Trainwreck: The Astroworld Tragedy

In 2022, Netflix aired “Trainwreck: Woodstock ’99,” a solid documentary about the institutional failures that led to that disaster of a music festival. In 2025, it re-launched the brand with a series of eight more films, all of which aim to put a human face on stories you might’ve only read about online. The first of the new docs is “Trainwreck: The Astroworld Tragedy,” a film that looks at the tragic crowd crush at a Travis Scott concert that killed multiple people in 2022.

This is also one of those true crime documentaries that functions like activism. The doc looks into all of the clear warning signs that led to the deadly event, advocating for change and for people to be held responsible. Crime isn’t always intentional, after all; it can instead be institutional and neglectful. As the deeply uncomfortable footage shows, the people who were there went through something unspeakably horrific. What might justice look like in this case, especially for the victims who are no longer with us?
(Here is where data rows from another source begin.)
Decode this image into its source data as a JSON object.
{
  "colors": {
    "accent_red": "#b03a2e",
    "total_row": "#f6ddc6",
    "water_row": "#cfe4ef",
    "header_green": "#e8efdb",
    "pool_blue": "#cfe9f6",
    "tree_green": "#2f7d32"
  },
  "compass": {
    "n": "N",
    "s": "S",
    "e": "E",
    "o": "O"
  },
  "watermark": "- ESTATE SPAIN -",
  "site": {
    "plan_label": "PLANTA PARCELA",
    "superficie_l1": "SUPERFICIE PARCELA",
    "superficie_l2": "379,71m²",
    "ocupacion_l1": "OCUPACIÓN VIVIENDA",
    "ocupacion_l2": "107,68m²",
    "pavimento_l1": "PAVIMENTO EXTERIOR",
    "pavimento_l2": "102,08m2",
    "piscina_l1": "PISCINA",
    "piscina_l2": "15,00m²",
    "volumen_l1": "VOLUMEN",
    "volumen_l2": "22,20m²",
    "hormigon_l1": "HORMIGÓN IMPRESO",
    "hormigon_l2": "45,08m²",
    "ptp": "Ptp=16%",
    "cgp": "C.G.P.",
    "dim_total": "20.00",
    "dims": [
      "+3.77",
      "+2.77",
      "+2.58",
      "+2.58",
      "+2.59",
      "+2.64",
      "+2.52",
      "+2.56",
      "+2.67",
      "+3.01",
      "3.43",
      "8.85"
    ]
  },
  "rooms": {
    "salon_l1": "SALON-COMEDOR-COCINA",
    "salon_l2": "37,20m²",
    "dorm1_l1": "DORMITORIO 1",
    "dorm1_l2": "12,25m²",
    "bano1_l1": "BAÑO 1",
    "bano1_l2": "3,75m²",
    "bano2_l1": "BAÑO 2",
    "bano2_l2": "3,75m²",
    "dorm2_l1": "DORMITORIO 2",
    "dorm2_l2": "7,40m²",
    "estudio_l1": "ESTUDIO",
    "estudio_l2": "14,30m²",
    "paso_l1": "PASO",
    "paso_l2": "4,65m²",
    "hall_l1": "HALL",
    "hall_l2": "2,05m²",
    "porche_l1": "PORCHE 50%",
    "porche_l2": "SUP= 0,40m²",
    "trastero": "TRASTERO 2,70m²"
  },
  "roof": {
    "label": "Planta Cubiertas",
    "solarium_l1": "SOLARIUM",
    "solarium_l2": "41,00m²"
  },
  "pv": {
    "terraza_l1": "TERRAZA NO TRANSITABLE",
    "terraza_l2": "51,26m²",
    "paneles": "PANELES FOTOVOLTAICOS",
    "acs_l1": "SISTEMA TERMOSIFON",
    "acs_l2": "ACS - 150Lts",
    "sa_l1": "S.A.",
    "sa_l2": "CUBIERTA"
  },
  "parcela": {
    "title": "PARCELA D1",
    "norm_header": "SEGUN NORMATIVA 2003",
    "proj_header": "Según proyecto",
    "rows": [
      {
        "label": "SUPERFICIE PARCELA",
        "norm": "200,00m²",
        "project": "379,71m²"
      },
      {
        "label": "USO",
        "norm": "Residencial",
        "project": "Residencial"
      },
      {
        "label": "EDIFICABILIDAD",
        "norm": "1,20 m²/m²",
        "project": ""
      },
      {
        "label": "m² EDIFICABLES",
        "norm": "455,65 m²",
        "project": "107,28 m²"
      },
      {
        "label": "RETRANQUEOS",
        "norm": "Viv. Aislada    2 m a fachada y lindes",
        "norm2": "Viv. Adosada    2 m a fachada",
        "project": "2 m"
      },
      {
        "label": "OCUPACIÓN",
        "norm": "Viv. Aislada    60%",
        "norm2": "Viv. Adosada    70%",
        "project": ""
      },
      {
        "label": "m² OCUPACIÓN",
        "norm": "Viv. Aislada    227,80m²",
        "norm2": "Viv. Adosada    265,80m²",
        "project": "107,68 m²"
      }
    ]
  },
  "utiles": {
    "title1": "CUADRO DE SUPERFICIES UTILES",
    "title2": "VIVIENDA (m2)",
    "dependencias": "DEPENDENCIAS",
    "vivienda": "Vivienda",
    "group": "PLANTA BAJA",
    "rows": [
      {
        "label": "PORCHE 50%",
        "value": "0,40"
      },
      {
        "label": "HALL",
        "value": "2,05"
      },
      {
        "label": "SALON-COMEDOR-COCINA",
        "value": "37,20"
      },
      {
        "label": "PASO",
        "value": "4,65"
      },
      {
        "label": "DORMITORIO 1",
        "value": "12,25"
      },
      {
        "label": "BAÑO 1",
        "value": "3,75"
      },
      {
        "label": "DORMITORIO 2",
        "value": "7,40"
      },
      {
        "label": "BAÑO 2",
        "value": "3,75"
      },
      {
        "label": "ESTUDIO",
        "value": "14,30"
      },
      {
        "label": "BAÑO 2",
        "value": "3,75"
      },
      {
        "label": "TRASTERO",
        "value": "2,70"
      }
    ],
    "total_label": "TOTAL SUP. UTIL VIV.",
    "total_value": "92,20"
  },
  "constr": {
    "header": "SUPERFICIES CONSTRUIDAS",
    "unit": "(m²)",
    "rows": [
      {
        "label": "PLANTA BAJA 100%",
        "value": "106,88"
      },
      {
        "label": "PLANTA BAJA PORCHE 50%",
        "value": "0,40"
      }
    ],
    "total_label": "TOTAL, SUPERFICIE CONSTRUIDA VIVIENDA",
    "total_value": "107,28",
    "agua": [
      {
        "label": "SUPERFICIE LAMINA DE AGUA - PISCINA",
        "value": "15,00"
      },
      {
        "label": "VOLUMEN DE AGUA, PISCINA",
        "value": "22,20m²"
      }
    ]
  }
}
This Is The Zodiac Speaking

There have been plenty of true crime documentaries about the Zodiac Killer. David Fincher’s “Zodiac” is a modern masterpiece, and in the 1970s, there was even a movie about the Zodiac Killer purely in an attempt to lure him into a trap. It failed, obviously, because decades after he took the lives of multiple people in the San Francisco area … decades after he sent mysterious ciphers to local papers and police, taunting them for being unable to capture him … his identity is still unknown.

If you watch the Netflix docuseries “This Is The Zodiac Speaking,” however, you might come away thinking you know his identity after all. The show features interviews with people close to one of the case’s main suspects, and the name will be familiar to anyone who’s seen the Fincher film, providing a fascinating true crime counterpoint to that chilling scene where Jake Gyllenhaal’s Robert Graysmith feels trapped in the basement. “This Is The Zodiac Speaking” brings to light what sure feels like new, convincing evidence; depending on who you ask, the man in this film might really be the Zodiac speaking. It’s a must-watch for any true crime obsessive.